# When viewed from a telescope, does an object get more magnified if its angular diameter is increased?

and if yes, how can the diameter be increased? Lets say I want to view saturn from a small telescope. Increasing the angular diameter will give a better magnification if the answer to the above question is yes. Then how can I increase the angular diameter?

• The angular diameter of the object (Saturn)? Or of the observed image? The magnification is related to how much bigger the angular diameter of the image is relative to the object. You can increase this by increasing the magnification :) i.e., the strength of your telescope. If you mean the angular diameter of your object, magnification can change if the properties of your lens system is not ideal. If you mean the angular diameter of your primary aperture, it just gives you more light gathering power, but not necessarily magnification. – lionelbrits Nov 10 '13 at 18:45

For optical systems there are 2 classes of magnification:

1. lateral magnification, and

2. angular magnification.

Lateral magnification is a ratio of the actual size of the image (sometimes called $y'$) to size of the object ($y$). If the image is inverted, the image size is considered to be negative: $$m=\dfrac{y'}{y}.$$ In other words, a magnification of 2 would mean that the image of a 5 m object would be 10 m. This type of magnification usually occurs for projection of images on screens, such as a movie or video projector.

Angular magnification is the ratio of the angular size of the image to the angular size of the object: $$\mathcal{M}=\dfrac{\Theta '}{\Theta}.$$ Angular size is itself a ratio of the lateral size of the image or object to the distance from the observer to the image or object: $$\Theta=\dfrac{y}{r_\textrm{obj}}\hspace{1in}\Theta=\dfrac{y'}{r_\textrm{img}'}$$ For example, the angular size of the moon viewed from Earth is about $\Theta=0.50^o$. If a telescope produces an image $y' =$ 10 mm high at a distance of 30 mm then $\Theta '=0.333\text{ rad} = 19^o$ for an angular magnification of $\mathcal{M}=38$. On the other hand, the lateral magnification is $$m=\dfrac{10}{3369882000}=3\times10^{-9}.$$

Angular magnification gives the sense that the distance has been reduced by a factor of $\dfrac{1}{\mathcal{M}}$.

Telescopes are designed to provide angular magnification, not lateral magnification. The basic method of changing the angular magnification is to change the eyepiece, and for basic telescopes designed for an eyeball near-point focus $$\mathcal{M}=\dfrac{f_\textrm{objective}}{f_\textrm{eyepiece}}$$ where the $f$s are the focal lengths of the objective and the eyepiece. So if the objective mirror or lens of the telescope has a focal length of 500 mm, a 50 mm eyepiece will yield an angular magnification of 10. A 20 mm eyepiece would yield angular magnification of 25.

It may seem that one could increase the angular magnification almost indefinitely but larger angular magnifications can result in some problems such as excessive vibration distortion, vignetting, and spherical or chromatic aberration. High quality short focal length eyepieces are difficult to make and are very expensive.
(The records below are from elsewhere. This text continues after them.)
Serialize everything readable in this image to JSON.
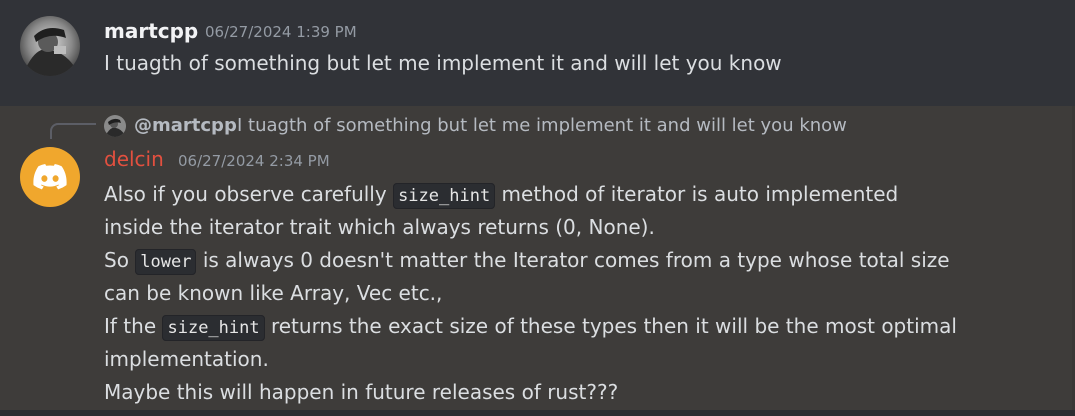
{
  "messages": [
    {
      "author": "martcpp",
      "timestamp": "06/27/2024 1:39 PM",
      "content": "I tuagth of something but let me implement it and will let you know"
    },
    {
      "reply": {
        "mention": "@martcpp",
        "text": "I tuagth of something but let me implement it and will let you know"
      },
      "author": "delcin",
      "author_color": "#e3503f",
      "avatar_color": "#f0a72d",
      "avatar_icon": "discord-logo-icon",
      "timestamp": "06/27/2024 2:34 PM",
      "lines": {
        "l1a": "Also if you observe carefully ",
        "l1code": "size_hint",
        "l1b": " method of iterator is auto implemented",
        "l2": "inside the iterator trait which always returns (0, None).",
        "l3a": "So ",
        "l3code": "lower",
        "l3b": " is always 0 doesn't matter the Iterator comes from a type whose total size",
        "l4": "can be known like Array, Vec etc.,",
        "l5a": "If the ",
        "l5code": "size_hint",
        "l5b": " returns the exact size of these types then it will be the most optimal",
        "l6": "implementation.",
        "l7": "Maybe this will happen in future releases of rust???"
      }
    }
  ]
}
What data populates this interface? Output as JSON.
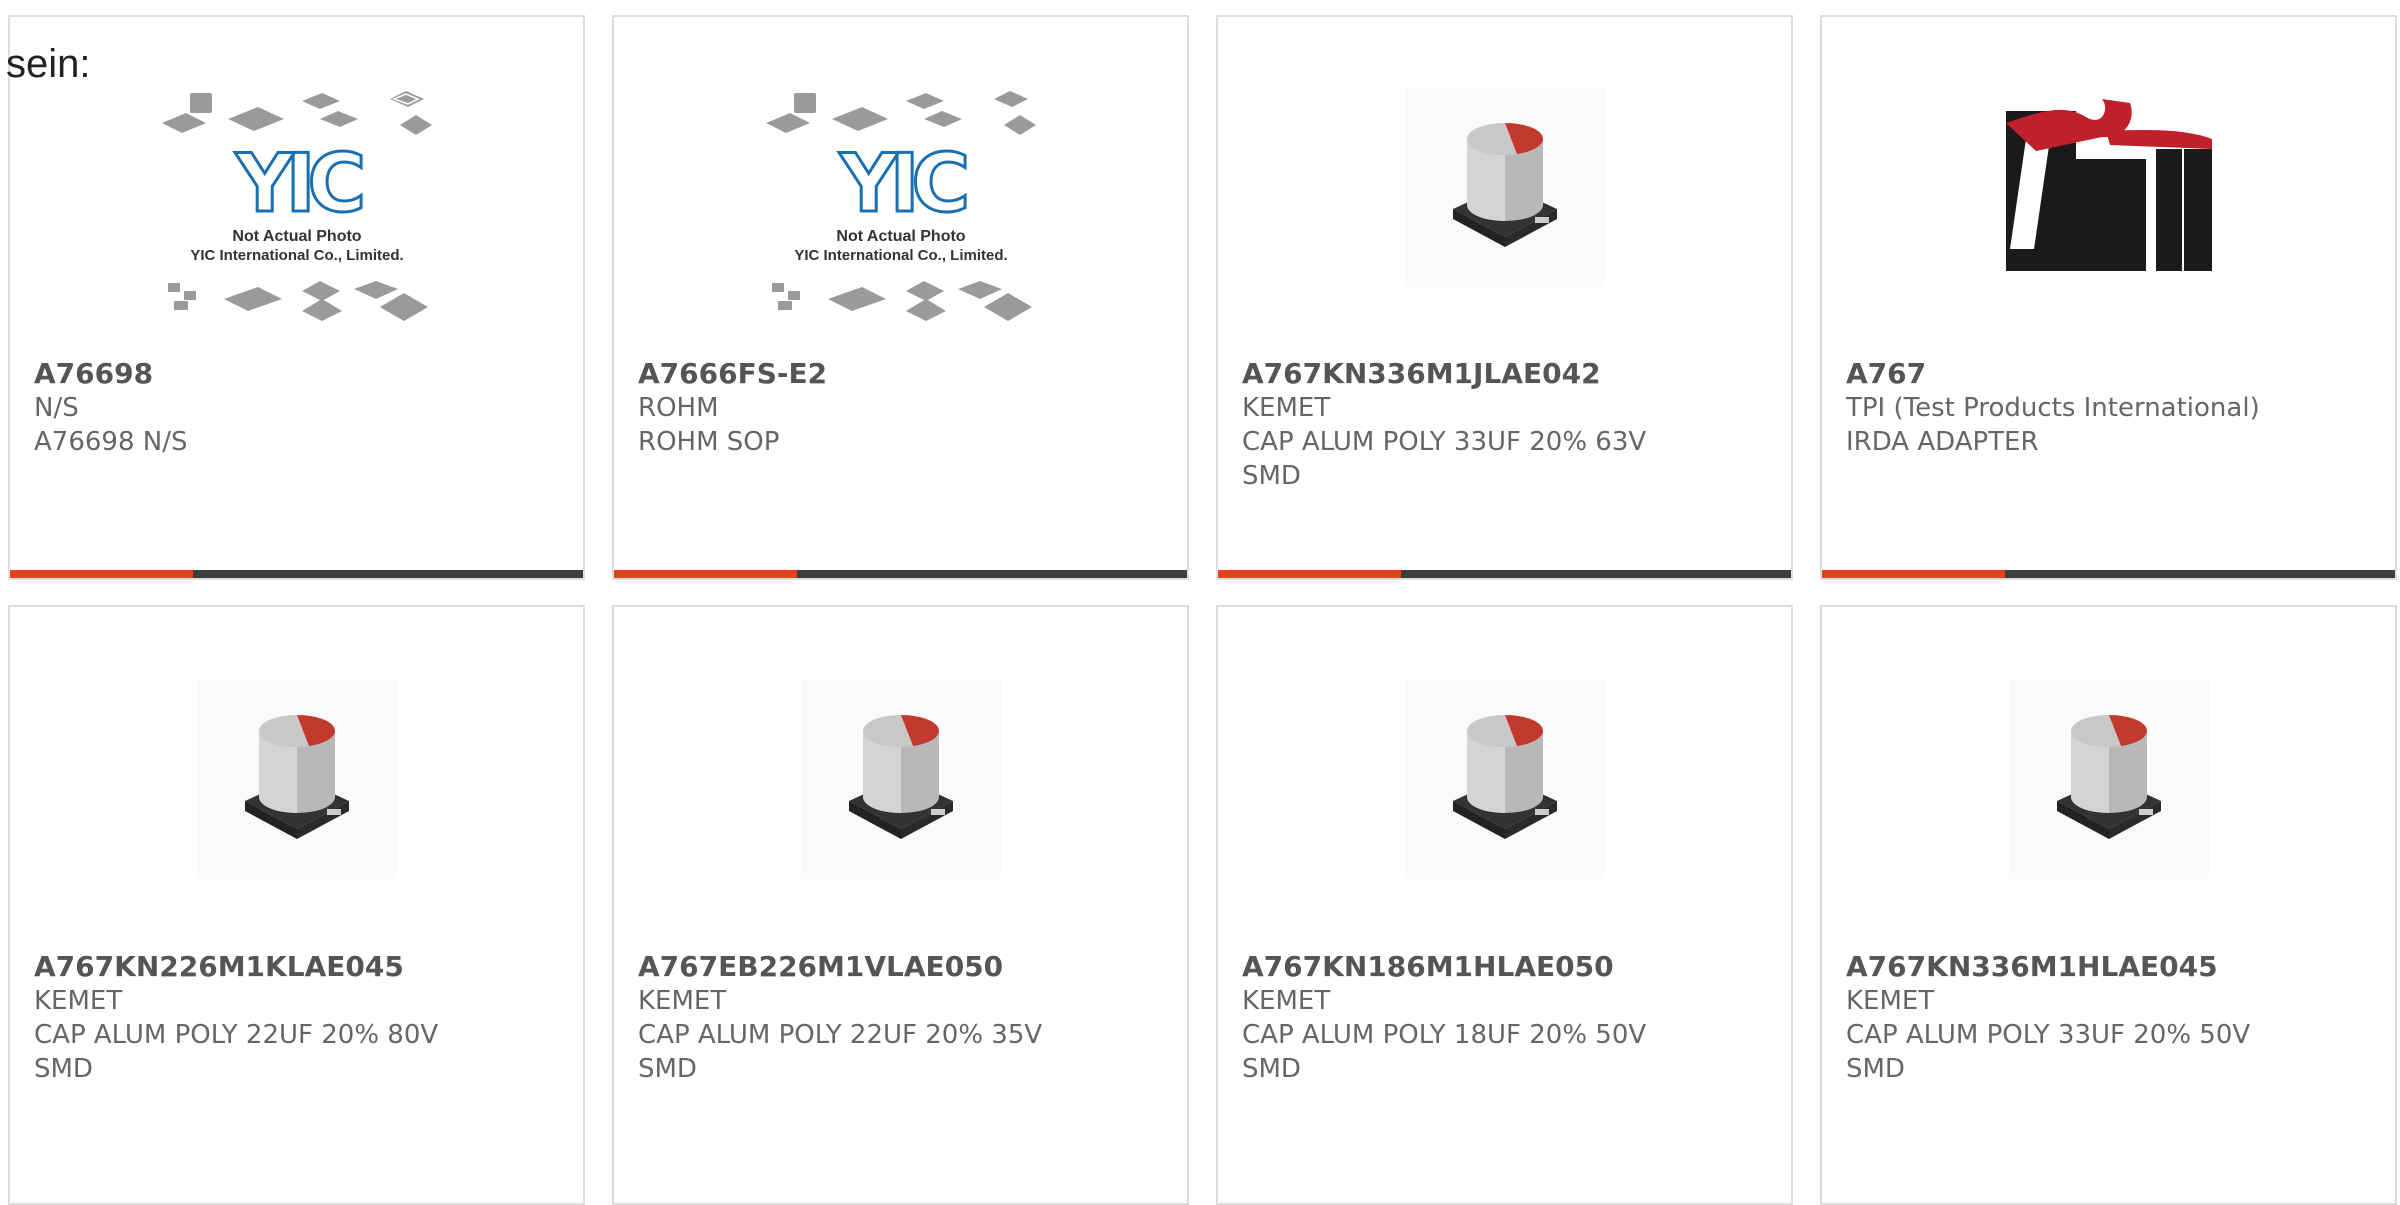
{
  "stray_text": "sein:",
  "colors": {
    "accent": "#e8401c",
    "bar": "#3d3d3d",
    "border": "#dddddd",
    "text": "#666666"
  },
  "cards": [
    {
      "part_number": "A76698",
      "manufacturer": "N/S",
      "description": "A76698 N/S",
      "description2": "",
      "image": "yic-placeholder",
      "placeholder_caption1": "Not Actual Photo",
      "placeholder_caption2": "YIC International Co., Limited.",
      "placeholder_logo": "YIC"
    },
    {
      "part_number": "A7666FS-E2",
      "manufacturer": "ROHM",
      "description": "ROHM SOP",
      "description2": "",
      "image": "yic-placeholder",
      "placeholder_caption1": "Not Actual Photo",
      "placeholder_caption2": "YIC International Co., Limited.",
      "placeholder_logo": "YIC"
    },
    {
      "part_number": "A767KN336M1JLAE042",
      "manufacturer": "KEMET",
      "description": "CAP ALUM POLY 33UF 20% 63V",
      "description2": "SMD",
      "image": "smd-capacitor"
    },
    {
      "part_number": "A767",
      "manufacturer": "TPI (Test Products International)",
      "description": "IRDA ADAPTER",
      "description2": "",
      "image": "tpi-logo",
      "logo_text": "tpi"
    },
    {
      "part_number": "A767KN226M1KLAE045",
      "manufacturer": "KEMET",
      "description": "CAP ALUM POLY 22UF 20% 80V",
      "description2": "SMD",
      "image": "smd-capacitor"
    },
    {
      "part_number": "A767EB226M1VLAE050",
      "manufacturer": "KEMET",
      "description": "CAP ALUM POLY 22UF 20% 35V",
      "description2": "SMD",
      "image": "smd-capacitor"
    },
    {
      "part_number": "A767KN186M1HLAE050",
      "manufacturer": "KEMET",
      "description": "CAP ALUM POLY 18UF 20% 50V",
      "description2": "SMD",
      "image": "smd-capacitor"
    },
    {
      "part_number": "A767KN336M1HLAE045",
      "manufacturer": "KEMET",
      "description": "CAP ALUM POLY 33UF 20% 50V",
      "description2": "SMD",
      "image": "smd-capacitor"
    }
  ]
}
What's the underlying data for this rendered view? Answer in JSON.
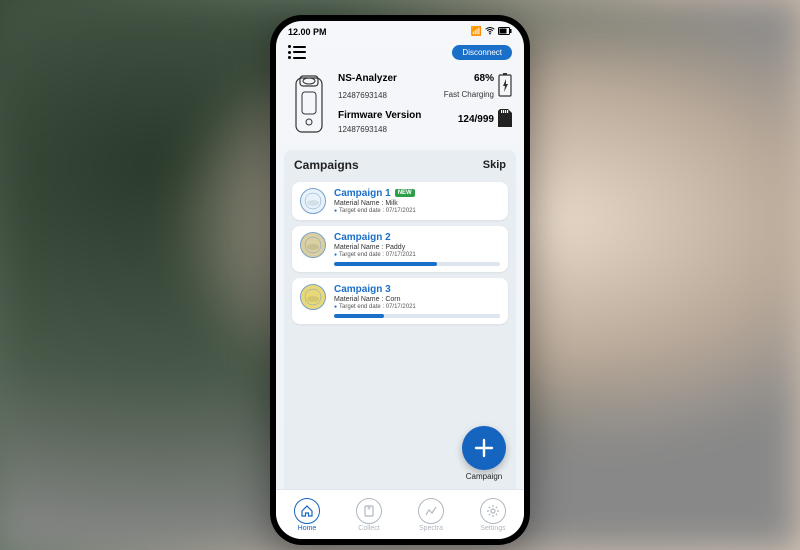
{
  "status": {
    "time": "12.00 PM"
  },
  "topbar": {
    "disconnect": "Disconnect"
  },
  "device": {
    "name": "NS-Analyzer",
    "serial": "12487693148",
    "battery_pct": "68%",
    "battery_status": "Fast Charging",
    "firmware_label": "Firmware Version",
    "firmware_value": "12487693148",
    "storage": "124/999"
  },
  "campaigns": {
    "title": "Campaigns",
    "skip": "Skip",
    "items": [
      {
        "title": "Campaign 1",
        "new_badge": "NEW",
        "material_line": "Material Name : Milk",
        "meta": "Target end date : 07/17/2021",
        "progress_pct": 0,
        "avatar_bg": "#e8f2fa"
      },
      {
        "title": "Campaign 2",
        "new_badge": "",
        "material_line": "Material Name : Paddy",
        "meta": "Target end date : 07/17/2021",
        "progress_pct": 62,
        "avatar_bg": "#d9cfa0"
      },
      {
        "title": "Campaign 3",
        "new_badge": "",
        "material_line": "Material Name : Corn",
        "meta": "Target end date : 07/17/2021",
        "progress_pct": 30,
        "avatar_bg": "#e8d87a"
      }
    ]
  },
  "fab": {
    "label": "Campaign"
  },
  "nav": {
    "items": [
      {
        "label": "Home"
      },
      {
        "label": "Collect"
      },
      {
        "label": "Spectra"
      },
      {
        "label": "Settings"
      }
    ]
  }
}
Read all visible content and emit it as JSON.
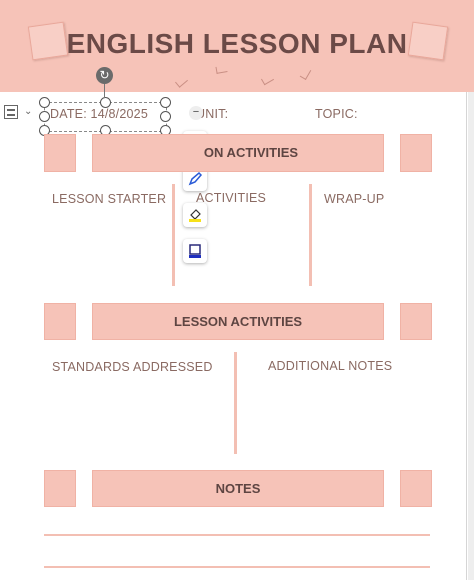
{
  "title": "ENGLISH LESSON PLAN",
  "fields": {
    "date": "DATE: 14/8/2025",
    "unit": "UNIT:",
    "topic": "TOPIC:"
  },
  "sections": {
    "top_bar": "LESSON ACTIVITIES",
    "top_bar_visible": "ON ACTIVITIES",
    "col_starter": "LESSON STARTER",
    "col_activities": "ACTIVITIES",
    "col_wrapup": "WRAP-UP",
    "middle_bar": "LESSON ACTIVITIES",
    "col_standards": "STANDARDS ADDRESSED",
    "col_notes": "ADDITIONAL NOTES",
    "bottom_bar": "NOTES"
  },
  "toolbar": {
    "rotate_icon": "rotate-icon",
    "layout_icon": "layout-options-icon",
    "tools": [
      "text-wrap-icon",
      "pen-icon",
      "fill-color-icon",
      "border-color-icon"
    ]
  },
  "colors": {
    "accent": "#f6c3b8",
    "title": "#6b4a47",
    "text": "#8a6a62"
  }
}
Get a higher-magnification eyepiece. Increasing the magnification is equivalent to increasing the apparent angular diameter of the object. Practically, this means getting an eyepiece with a shorter focal length (usually marked on the barrel). Keep in mind that, since objects that aren't point sources have a set brightness per unit angular area, things will seem dimmer if you magnify more.